Aspartame, an artificial sweetener often found in a variety of foods and fizzy beverages (such as Diet Coke), is reportedly expected to be classified as “potentially cancer-causing” to humans. In any event, the magnitude of the risk is not indicated by this arrangement. Aloe vera, fuel, and pickled Asian veggies are among other chemicals in this category. The International Agency for Research on Cancer (IARC) of the World Health Organization (WHO) is expected to release a statement on this subject on July 14.
Aspartame, which is approximately 200 times sweeter than sugar, is commonly used as a sugar substitute in diet or sugar-free products, including diet drinks, chewing gums, and some yogurts. Notable beverages that contain aspartame are Diet Coke, Coke Zero, Pepsi Max, and 7 Up Free. It is estimated that around 6,000 food products contain this sweetener. Despite its decades-long use and approval by food safety organizations, controversy surrounds the safety of aspartame.
The IARC has been conducting a review of approximately 1,300 studies on aspartame and its potential link to cancer. Sources close to the process have revealed that aspartame will likely be classified as “possibly carcinogenic.” However, it is important to understand what this classification actually signifies.

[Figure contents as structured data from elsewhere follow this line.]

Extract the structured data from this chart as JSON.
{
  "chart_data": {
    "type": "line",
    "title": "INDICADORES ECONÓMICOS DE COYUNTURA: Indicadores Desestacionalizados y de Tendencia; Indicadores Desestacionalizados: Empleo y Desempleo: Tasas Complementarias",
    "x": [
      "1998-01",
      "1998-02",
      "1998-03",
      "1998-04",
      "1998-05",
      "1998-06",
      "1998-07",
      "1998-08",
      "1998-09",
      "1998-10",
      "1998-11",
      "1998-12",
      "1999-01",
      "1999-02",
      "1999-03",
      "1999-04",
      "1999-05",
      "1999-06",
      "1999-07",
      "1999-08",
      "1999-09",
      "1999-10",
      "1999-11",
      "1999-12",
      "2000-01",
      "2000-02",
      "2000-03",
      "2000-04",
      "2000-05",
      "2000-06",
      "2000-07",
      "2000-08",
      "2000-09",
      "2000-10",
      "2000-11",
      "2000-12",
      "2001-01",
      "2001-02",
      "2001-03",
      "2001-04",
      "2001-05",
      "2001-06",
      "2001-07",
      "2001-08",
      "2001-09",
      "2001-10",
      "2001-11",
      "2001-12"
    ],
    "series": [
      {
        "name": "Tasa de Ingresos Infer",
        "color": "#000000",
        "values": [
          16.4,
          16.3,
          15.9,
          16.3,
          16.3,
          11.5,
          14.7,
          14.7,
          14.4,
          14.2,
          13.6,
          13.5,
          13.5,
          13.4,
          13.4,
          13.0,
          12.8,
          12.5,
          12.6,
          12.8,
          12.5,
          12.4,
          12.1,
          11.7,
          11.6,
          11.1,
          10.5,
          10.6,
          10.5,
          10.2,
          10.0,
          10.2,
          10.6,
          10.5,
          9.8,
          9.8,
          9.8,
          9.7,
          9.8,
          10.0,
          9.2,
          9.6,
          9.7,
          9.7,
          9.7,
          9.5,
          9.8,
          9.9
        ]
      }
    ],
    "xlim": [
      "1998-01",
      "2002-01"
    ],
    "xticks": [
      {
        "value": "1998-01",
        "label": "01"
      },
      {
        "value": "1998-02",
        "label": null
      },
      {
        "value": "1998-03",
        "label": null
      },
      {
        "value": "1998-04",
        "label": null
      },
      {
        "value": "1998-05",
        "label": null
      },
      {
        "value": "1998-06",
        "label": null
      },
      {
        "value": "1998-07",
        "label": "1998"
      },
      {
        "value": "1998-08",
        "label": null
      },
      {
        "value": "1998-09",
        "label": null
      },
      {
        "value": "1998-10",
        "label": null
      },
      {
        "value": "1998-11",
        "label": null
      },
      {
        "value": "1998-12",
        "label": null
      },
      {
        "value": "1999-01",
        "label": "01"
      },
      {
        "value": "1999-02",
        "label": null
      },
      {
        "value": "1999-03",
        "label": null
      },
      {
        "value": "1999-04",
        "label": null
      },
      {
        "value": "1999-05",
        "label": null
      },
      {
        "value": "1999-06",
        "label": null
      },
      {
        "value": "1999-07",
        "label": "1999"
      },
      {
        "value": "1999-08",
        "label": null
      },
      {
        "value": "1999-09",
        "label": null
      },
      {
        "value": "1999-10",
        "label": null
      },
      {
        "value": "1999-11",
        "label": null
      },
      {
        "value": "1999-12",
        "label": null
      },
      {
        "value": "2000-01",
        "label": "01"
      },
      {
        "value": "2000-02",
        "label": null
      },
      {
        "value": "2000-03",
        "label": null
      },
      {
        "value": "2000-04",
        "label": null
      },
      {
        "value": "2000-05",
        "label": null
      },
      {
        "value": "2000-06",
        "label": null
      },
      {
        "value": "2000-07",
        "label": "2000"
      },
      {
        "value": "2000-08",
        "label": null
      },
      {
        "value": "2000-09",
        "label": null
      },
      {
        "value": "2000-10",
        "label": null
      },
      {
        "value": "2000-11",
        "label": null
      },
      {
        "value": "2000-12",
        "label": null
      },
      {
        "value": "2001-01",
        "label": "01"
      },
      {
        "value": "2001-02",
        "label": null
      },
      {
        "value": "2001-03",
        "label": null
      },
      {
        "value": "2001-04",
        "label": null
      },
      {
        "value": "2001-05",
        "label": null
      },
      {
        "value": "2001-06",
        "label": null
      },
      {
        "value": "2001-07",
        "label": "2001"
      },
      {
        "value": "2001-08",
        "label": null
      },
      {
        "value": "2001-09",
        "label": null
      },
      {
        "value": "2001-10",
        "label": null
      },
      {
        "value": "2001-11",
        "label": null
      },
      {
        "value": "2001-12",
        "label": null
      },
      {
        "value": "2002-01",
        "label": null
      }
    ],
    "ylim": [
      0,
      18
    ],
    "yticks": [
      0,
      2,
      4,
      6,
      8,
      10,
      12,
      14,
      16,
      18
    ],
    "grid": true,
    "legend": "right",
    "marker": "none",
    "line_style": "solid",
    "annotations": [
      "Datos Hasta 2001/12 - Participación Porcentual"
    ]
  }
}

The IARC employs four classifications:
– Group 1: Carcinogenic to humans
– Group 2A: Probably carcinogenic to humans
– Group 2B: Possibly carcinogenic to humans
– Group 3: Not classifiable
However, it’s crucial to note that the IARC classification does not provide information about the actual level of risk associated with aspartame. Rather, it indicates the strength of the evidence. The “possibly” category is used when there is limited evidence in humans or data from animal experiments. Various substances, such as diesel, talc on the perineum, nickel, aloe vera, Asian pickled vegetables, and several chemical substances, fall into this category. It is worth emphasizing that the evidence suggesting that these substances may cause cancer is not strong enough to warrant their placement in Group 1 or 2A.